Strengths of this study include its prospective design, consecutive enrollment, use of standardized KDIGO criteria for outcome definition, and comprehensive adjustment for confounders in multivariate analysis. The calculation of RAI using readily available clinical parameters makes it highly feasible for routine bedside application without additional cost. Limitations include the single-center nature, which may limit generalizability beyond similar tertiary settings in southern India. The sample size, while adequate for primary analysis, may have limited power for subgroup evaluations. Additionally, baseline creatinine estimation relied on normative values in some cases, potentially introducing minor misclassification, though this reflects real-world practice in many resource-limited environments.

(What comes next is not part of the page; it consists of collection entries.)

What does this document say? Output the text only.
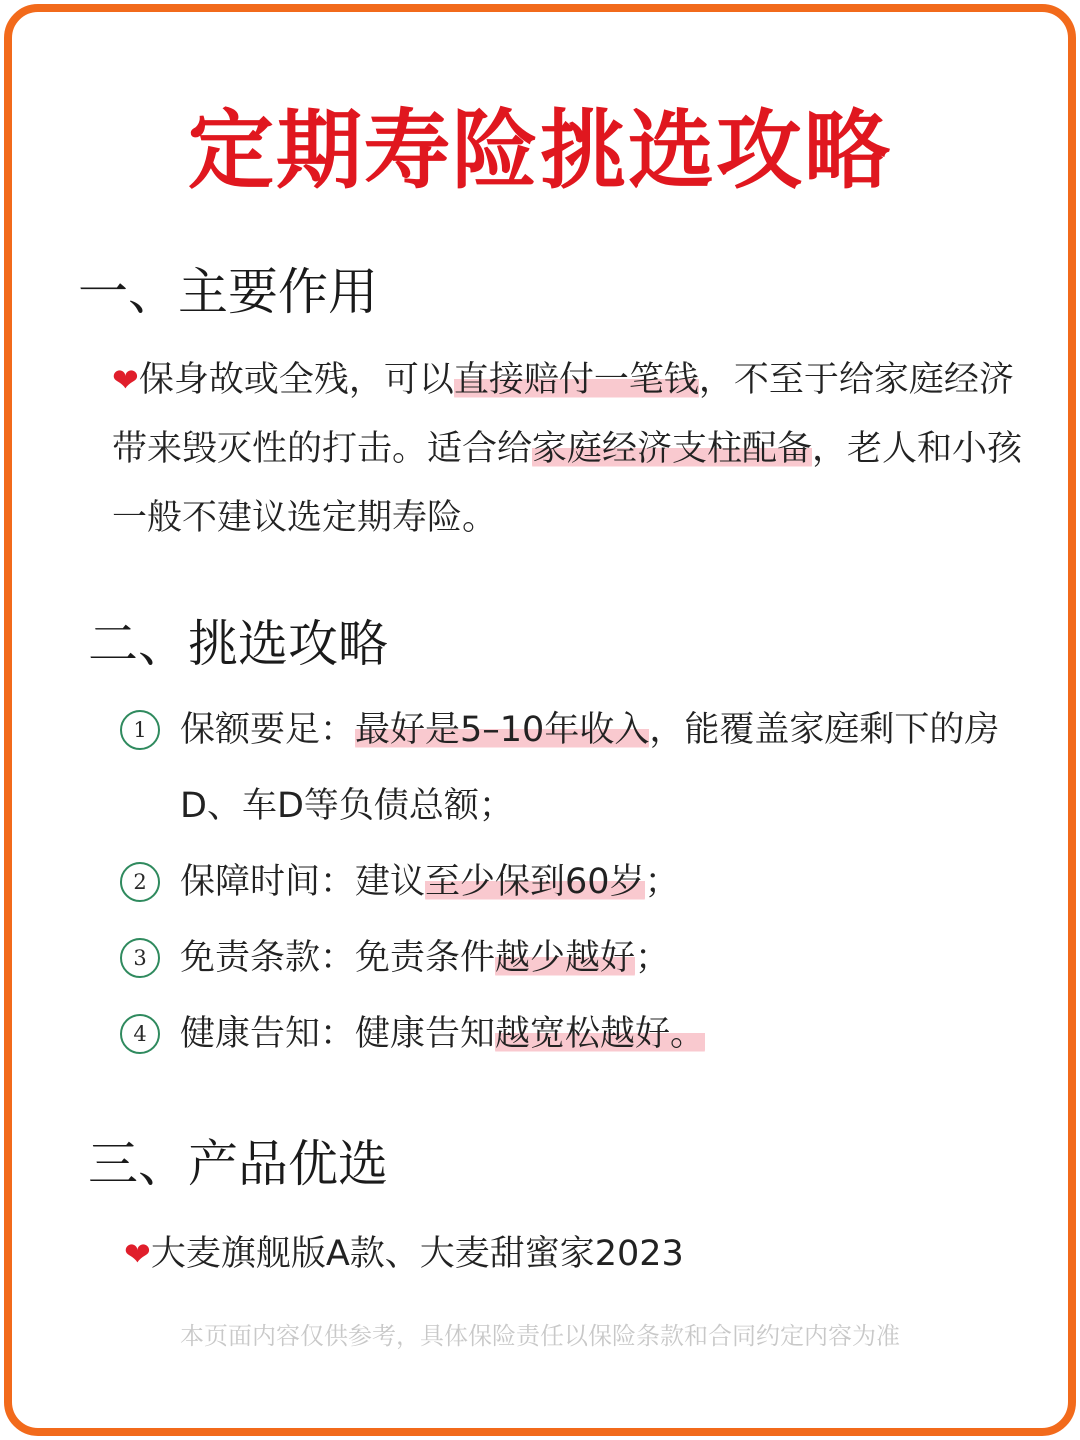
定期寿险挑选攻略
一、主要作用
❤保身故或全残，可以直接赔付一笔钱，不至于给家庭经济带来毁灭性的打击。适合给家庭经济支柱配备，老人和小孩一般不建议选定期寿险。
二、挑选攻略
1 保额要足：最好是5–10年收入，能覆盖家庭剩下的房D、车D等负债总额；
2 保障时间：建议至少保到60岁；
3 免责条款：免责条件越少越好；
4 健康告知：健康告知越宽松越好。
三、产品优选
❤大麦旗舰版A款、大麦甜蜜家2023
本页面内容仅供参考，具体保险责任以保险条款和合同约定内容为准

These results have important clinical and policy implications. Incorporation of RAI into PICU admission protocols could promote risk-stratified care, enabling earlier nephrology consultation, judicious fluid therapy, and targeted prevention strategies [17]. In settings with high AKI incidence, such as Indian PICUs, routine RAI screening may reduce progression to severe stages, decrease RRT utilization, and improve survival [18]. Future multicenter studies across India should validate these findings in diverse populations and evaluate the impact of RAI-guided interventions on hard clinical outcomes.
CONCLUSION
The Renal Angina Index score calculated at PICU admission is a reliable, objective predictor of AKI in critically ill children. Its strong performance in this study supports broader adoption as a simple early warning tool to enhance timely recognition and management of AKI, ultimately reducing morbidity and mortality in this vulnerable population.